Debian – How to store data on a machine whose power gets cut at random

corruptiondebianfilesystems

I have a virtual machine (Debian) running on a physical machine host. The virtual machine acts as a buffer for data that it frequently receives over the local network (the period for this data is 0.5s, so a fairly high throughput). Any data received is stored on the virtual machine and repeatedly forwarded to an external server over UDP. Once the external server acknowledges (over UDP) that it has received a data packet, the original data is deleted from the virtual machine and not sent to the external server again. The internet connection that connects the VM and the external server is unreliable, meaning it could be down for days at a time.

The physical machine that hosts the VM gets its power cut several times per day at random. There is no way to tell when this is about to happen and it is not possible to add a UPS, a battery, or a similar solution to the system.

Originally, the data was stored on a file-based HSQLDB database on the virtual machine.

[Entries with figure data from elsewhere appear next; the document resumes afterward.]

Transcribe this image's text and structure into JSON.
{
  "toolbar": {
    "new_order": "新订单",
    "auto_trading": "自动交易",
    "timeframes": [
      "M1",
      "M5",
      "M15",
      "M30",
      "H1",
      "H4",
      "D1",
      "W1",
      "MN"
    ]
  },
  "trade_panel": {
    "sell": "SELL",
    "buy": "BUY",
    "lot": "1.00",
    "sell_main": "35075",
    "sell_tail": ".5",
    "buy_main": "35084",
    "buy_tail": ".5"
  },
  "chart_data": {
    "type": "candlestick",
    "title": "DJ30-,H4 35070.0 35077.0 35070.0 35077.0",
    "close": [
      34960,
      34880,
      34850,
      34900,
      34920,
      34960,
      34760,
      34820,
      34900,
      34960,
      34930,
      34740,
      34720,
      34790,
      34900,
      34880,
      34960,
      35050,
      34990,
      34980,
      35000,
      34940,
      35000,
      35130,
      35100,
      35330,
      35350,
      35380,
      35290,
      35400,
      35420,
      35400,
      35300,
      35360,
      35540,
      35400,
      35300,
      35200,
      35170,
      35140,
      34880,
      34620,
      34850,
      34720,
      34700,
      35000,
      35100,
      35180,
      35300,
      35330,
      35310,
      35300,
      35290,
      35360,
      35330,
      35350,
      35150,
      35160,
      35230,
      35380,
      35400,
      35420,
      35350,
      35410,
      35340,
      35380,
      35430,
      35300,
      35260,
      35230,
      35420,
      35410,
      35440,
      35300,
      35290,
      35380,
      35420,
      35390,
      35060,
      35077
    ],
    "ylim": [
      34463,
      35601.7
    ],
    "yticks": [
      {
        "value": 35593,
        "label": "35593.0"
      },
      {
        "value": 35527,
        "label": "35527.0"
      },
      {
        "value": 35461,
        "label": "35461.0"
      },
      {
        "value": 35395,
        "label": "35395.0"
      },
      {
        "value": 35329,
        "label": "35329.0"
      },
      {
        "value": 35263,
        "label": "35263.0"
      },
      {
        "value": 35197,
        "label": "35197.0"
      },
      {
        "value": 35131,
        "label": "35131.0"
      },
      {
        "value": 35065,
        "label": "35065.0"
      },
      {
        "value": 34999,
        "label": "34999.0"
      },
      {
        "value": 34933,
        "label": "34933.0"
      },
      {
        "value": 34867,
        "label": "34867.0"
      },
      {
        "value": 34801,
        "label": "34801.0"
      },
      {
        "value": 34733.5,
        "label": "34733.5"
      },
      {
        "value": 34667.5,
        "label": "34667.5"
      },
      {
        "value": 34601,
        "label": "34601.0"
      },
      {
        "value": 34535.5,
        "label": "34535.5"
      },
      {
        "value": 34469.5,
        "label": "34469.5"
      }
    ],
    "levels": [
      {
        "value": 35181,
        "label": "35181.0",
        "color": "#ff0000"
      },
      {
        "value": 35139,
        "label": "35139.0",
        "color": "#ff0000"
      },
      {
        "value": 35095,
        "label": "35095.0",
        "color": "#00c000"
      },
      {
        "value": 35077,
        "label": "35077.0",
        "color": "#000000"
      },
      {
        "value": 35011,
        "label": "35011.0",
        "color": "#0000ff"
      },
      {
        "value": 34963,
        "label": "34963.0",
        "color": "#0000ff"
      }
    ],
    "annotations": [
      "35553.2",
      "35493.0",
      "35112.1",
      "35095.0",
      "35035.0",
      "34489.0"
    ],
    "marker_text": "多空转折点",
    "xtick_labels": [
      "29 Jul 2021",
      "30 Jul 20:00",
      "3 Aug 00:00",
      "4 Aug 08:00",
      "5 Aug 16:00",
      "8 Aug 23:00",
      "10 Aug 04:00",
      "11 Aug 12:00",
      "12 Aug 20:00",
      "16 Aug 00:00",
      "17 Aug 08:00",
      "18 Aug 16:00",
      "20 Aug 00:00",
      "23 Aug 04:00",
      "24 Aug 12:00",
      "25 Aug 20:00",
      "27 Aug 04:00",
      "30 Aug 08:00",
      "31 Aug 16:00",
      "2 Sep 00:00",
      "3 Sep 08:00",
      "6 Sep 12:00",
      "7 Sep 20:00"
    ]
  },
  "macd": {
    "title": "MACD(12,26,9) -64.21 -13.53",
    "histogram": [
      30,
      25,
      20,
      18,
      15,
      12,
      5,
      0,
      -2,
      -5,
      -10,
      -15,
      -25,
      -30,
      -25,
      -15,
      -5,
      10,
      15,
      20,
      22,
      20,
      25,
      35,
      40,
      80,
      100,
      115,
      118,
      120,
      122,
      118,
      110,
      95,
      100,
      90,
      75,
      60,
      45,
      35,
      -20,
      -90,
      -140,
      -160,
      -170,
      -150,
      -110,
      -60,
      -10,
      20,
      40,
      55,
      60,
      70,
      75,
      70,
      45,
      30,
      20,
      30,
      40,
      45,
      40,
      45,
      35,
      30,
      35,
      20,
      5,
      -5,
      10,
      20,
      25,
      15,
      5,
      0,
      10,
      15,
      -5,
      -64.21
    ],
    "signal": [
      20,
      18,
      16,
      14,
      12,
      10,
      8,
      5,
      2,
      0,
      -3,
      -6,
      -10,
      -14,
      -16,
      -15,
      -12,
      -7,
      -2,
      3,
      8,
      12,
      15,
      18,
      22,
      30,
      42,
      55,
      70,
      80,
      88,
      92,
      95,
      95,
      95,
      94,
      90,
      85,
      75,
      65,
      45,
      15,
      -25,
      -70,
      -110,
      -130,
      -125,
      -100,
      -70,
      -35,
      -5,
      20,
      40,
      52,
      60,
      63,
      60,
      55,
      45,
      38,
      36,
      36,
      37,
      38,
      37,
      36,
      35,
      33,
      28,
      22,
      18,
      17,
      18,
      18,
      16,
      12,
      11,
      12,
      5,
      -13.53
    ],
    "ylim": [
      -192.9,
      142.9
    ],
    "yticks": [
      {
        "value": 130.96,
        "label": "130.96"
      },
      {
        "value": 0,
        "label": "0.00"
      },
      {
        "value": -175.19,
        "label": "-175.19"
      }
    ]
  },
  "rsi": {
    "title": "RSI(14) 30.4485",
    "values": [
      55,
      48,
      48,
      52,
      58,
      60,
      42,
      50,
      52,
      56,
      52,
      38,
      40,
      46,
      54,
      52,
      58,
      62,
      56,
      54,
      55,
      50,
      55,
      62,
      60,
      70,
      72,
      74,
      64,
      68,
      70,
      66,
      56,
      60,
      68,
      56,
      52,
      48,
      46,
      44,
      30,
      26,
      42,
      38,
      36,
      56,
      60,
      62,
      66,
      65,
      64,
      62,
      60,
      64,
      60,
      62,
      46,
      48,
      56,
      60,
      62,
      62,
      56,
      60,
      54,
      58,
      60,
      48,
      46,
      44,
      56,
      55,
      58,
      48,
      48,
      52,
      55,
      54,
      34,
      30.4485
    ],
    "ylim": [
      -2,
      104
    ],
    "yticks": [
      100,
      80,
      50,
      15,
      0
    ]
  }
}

However, the frequent power cuts eventually cause the database script file to become corrupted (not at the file system level, i.e. it is readable, but HSQLDB can't make sense of it), which leads to my question:

How should data be stored in an environment where power cuts can and do happen frequently?

One option I can think of is using flat files, saving each packet of data as a file on the file system. This way if a file is corrupted due to loss of power, it can be ignored and the rest of the data remains intact. This poses a few issues however, mainly related to the amount of data likely being stored on the virtual machine. At 0.5s between each piece of data, 1,728,000 files will be generated in 10 days. This at least means using a file system with an increased number of inodes to store this data (the current file system setup ran out of inodes at ~250,000 messages and 30% disk space used). Also, it is hard (not impossible) to manage.

Are there any other options? Are there database engines that run on Debian that would not get corrupted by power cuts? Also, what file system should be used for this? ext3 is what is used at the moment.

The software that runs on the virtual machine is written using Java 6, so hopefully the solution would not be incompatible.

Best Answer

Honestly your best approach here is to either fix the power-cuts, or deploy a different system in a better location.

Yes there are systems such as redis which will store data in an append-only-log for replay, but you risk corruption at lower levels - e.g. if your filesystem is scrambled then the data on disk is potentially at risk.

I appreciate any improvement would be useful to you, but really the problem is not one that can be solved given the scenario you've outlined.